Home / Berita Umum / Terganjal Masalah Administrasi, 9.552 Narapidana Di Jabar Tak Bisa Nyoblos Di Pemilu

Terganjal Masalah Administrasi, 9.552 Narapidana Di Jabar Tak Bisa Nyoblos Di Pemilu

Terganjal Masalah Administrasi, 9.552 Narapidana Di Jabar Tak Bisa Nyoblos Di Pemilu  – Kantor Lokasi Kementerian Hukum serta HAM Jawa Barat (Ja-bar) meyakinkan ada 9.552 napi tdk mengalirkan perihal politiknya di Pemilu Serentak 2019. Mereka tidak masuk dalam lis pemilih terus (DPT) lantaran bermacam perihal, satu diantaranya tertahan problem administrasi.

Kepala Kanwil Kemenkum HAM Ja-bar Liberti Sitinjak menjelaskan, dari keseluruhan 24.328 masyarakat binaan yg menyebar, banyak napi yg dapat pilih sejumlah 14.776. Data itu di terima dari Komisi Penentuan Umum (KPU) H-1 penerapan pencoblosan.

“Bekasnya sejumlah 9.552 masyarakat binaan tdk masuk lis pemilih terus (DPT),” pungkasnya di Bandung, Selasa (16/4).

Ada beraneka aspek yg membawa dampak banyak napi tdk masuk dalam DPT. Seperti, Nomer Induk Kependudukan (NIK) yg tidak tercatat di KPU. Atau banyak yg baru kerjakan perekaman e-KTP.

Diluar itu, napi yg tidak masuk dalam DPT ialah masyarakat negara asing bebas sebelum 17 April, dan masyarakat binaan tetap dibawah usia.
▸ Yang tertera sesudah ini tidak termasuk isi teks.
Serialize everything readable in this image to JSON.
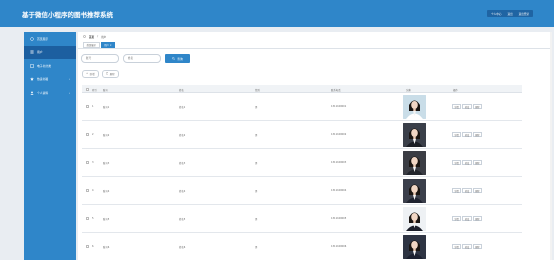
{
  "header": {
    "title": "基于微信小程序的图书推荐系统",
    "actions": [
      "个人中心",
      "退出",
      "退出登录"
    ]
  },
  "sidebar": {
    "items": [
      {
        "label": "首页展示",
        "icon": "home-icon",
        "arrow": ""
      },
      {
        "label": "用户",
        "icon": "list-icon",
        "arrow": ""
      },
      {
        "label": "电子书分类",
        "icon": "book-icon",
        "arrow": ""
      },
      {
        "label": "热读书籍",
        "icon": "star-icon",
        "arrow": "›"
      },
      {
        "label": "个人资料",
        "icon": "user-icon",
        "arrow": "›"
      }
    ]
  },
  "breadcrumb": {
    "home": "首页",
    "separator": "/",
    "current": "用户"
  },
  "tabs": [
    {
      "label": "首页展示",
      "active": false
    },
    {
      "label": "用户 ×",
      "active": true
    }
  ],
  "search": {
    "fields": [
      {
        "placeholder": "账号"
      },
      {
        "placeholder": "姓名"
      }
    ],
    "button_label": "查询"
  },
  "actions": {
    "add_label": "新增",
    "delete_label": "删除"
  },
  "table": {
    "columns": [
      "索引",
      "账号",
      "姓名",
      "性别",
      "联系电话",
      "头像",
      "操作"
    ],
    "rows": [
      {
        "index": "1",
        "account": "账号1",
        "name": "姓名1",
        "gender": "男",
        "phone": "1311100001"
      },
      {
        "index": "2",
        "account": "账号2",
        "name": "姓名2",
        "gender": "男",
        "phone": "1311100002"
      },
      {
        "index": "3",
        "account": "账号3",
        "name": "姓名3",
        "gender": "男",
        "phone": "1311100003"
      },
      {
        "index": "4",
        "account": "账号4",
        "name": "姓名4",
        "gender": "男",
        "phone": "1311100004"
      },
      {
        "index": "5",
        "account": "账号5",
        "name": "姓名5",
        "gender": "男",
        "phone": "1311100005"
      },
      {
        "index": "6",
        "account": "账号6",
        "name": "姓名6",
        "gender": "男",
        "phone": "1311100006"
      }
    ],
    "row_actions": [
      "详情",
      "修改",
      "删除"
    ]
  },
  "colors": {
    "primary": "#2f86c9",
    "sidebar_active": "#1c5fa0",
    "background": "#e9edf2"
  }
}
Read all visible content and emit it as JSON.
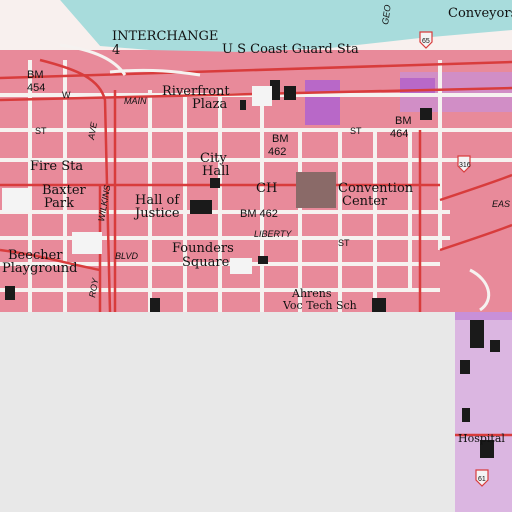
{
  "map": {
    "labels": {
      "interchange": "INTERCHANGE",
      "interchange_num": "4",
      "coast_guard": "U S Coast Guard Sta",
      "conveyors": "Conveyors",
      "bm454": "BM",
      "bm454_num": "454",
      "w": "W",
      "main": "MAIN",
      "riverfront": "Riverfront",
      "plaza": "Plaza",
      "bm464": "BM",
      "bm464_num": "464",
      "st_left": "ST",
      "st_mid": "ST",
      "bm462a": "BM",
      "bm462a_num": "462",
      "fire_sta": "Fire Sta",
      "city": "City",
      "hall": "Hall",
      "ch": "CH",
      "convention": "Convention",
      "center": "Center",
      "baxter": "Baxter",
      "park": "Park",
      "hall_of": "Hall of",
      "justice": "Justice",
      "bm462b": "BM 462",
      "liberty": "LIBERTY",
      "founders": "Founders",
      "square": "Square",
      "beecher": "Beecher",
      "playground": "Playground",
      "blvd": "BLVD",
      "st_low": "ST",
      "ahrens": "Ahrens",
      "voc_tech": "Voc Tech Sch",
      "hospital": "Hospital",
      "wilkins": "WILKINS",
      "ave": "AVE",
      "roy": "ROY",
      "geo": "GEO",
      "east": "EAS",
      "shield65": "65",
      "shield316": "316",
      "shield61": "61"
    },
    "colors": {
      "river": "#a8dcdc",
      "urban": "#e88a9a",
      "street": "#f4f4f4",
      "road_red": "#d83c3c",
      "building": "#1a1a1a",
      "purple": "#b868c8",
      "nodata": "#e8e8e8",
      "pale": "#f8f0ee"
    }
  }
}
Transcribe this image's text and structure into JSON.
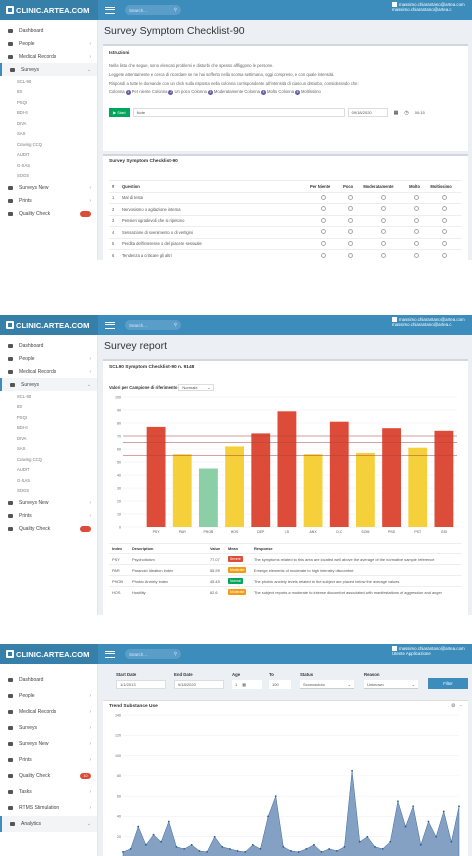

Dari data yg di terima, di Lapas Kelas I Banceuy 718 masyarakat binaan tdk tercatat di Server KPU. Lantas di Lapas Kelas II Cibinong, 610 orang masyarakat binaan mempunyai NIK akan tetapi tdk tercatat di server KPU serta 504 yang lain masuk tahanan baru.

Di Lapas Narkotika Kelas II A Cirebon, ada 726 tdk masuk lis pemilih. Di Rutan Bandung, ada 715 napi tdk ada NIK hingga tdk tercatat di server KPU.